第14章 蛇柱、伊黒小芭内 +
「ほう、お前の元で三ヶ月も続けていられるとは……大した物だ」
「シャー」
「君に言って貰えると、本当に嬉しい!鏑丸もありがとう!」
ここは蛇柱である伊黒小芭内が住んでいる屋敷だ。
杏寿郎が相棒の要を飛ばして予定を聞くと、今日の午前中なら在宅しているとの事。彼は任務に向かう途中で蛇柱邸へ立ち寄った。
柱同士で顔を合わす事は互いが忙しい事もあり、なかなか難しい。しかし、このように偶然予定が合う事もある。そういう時を利用して、各々が交流をしている。
二人は縁側に座り、束の間の休息の時間を過ごす。小芭内の首元には白蛇の鏑丸が主(あるじ)によりそうように巻きついていた。

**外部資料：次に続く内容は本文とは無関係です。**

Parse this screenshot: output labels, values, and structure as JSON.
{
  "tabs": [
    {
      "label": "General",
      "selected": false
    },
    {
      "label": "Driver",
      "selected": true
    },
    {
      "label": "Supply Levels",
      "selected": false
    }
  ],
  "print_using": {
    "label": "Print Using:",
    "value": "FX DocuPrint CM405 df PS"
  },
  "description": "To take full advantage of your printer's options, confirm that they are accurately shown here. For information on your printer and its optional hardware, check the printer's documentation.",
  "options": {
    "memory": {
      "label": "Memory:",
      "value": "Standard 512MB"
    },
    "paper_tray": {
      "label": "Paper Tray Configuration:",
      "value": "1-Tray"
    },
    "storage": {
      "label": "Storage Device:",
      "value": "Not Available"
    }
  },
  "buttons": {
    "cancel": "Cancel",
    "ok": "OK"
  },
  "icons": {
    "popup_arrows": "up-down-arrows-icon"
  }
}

「壱ノ型の改か……基礎から応用に活かす力はあるようだな」
「ああ!俺もそこが沢渡の利点だと考えている。何よりあの目だな。戦いになると途端に剣士へ変わる!」
「煉獄…先程から継子の話をしている時のお前は、普段より声が大きくなっているぞ」
「む、すまない!つい嬉しくてだな」
『継子に対しての感想と言うよりもむしろこれは……』
小芭内は隣に座っている杏寿郎をまじまじと見つめながら逡巡していた。自分にも覚えがある感情 —— それを友人は恐らく胸に灯しているのではないかと。
「どうした?」
「いや、お前はいつも機嫌が良いが、ことさらだなと思っていた所だ」
「む?そうか?自分ではいつもと変わらないと思っているが!」
「……(どこがだ)」
小芭内は目の前の男の鈍さにやや呆れ気味であった。
『人の事はよく見ていると言うのに……自分の事となるとこうも鈍くなる物か?ああ、そう言えばあの時も ——— 』
★
それは今より八年程前の事だ。
小芭内がまだ柱でもなく、鬼殺隊士でもなかった時。彼は槇寿郎が炎柱を務めていた頃、とある鬼から助けられた事がある。
場所は東京府八丈島 ——— 小芭内は女ばかりが生まれる家に生を受けた。男が生まれたのは実に三百七十年ぶりだと言われていた。
貴重な贄(にえ)として扱われる事になった彼は、小さな檻へと捕らえられてしまう。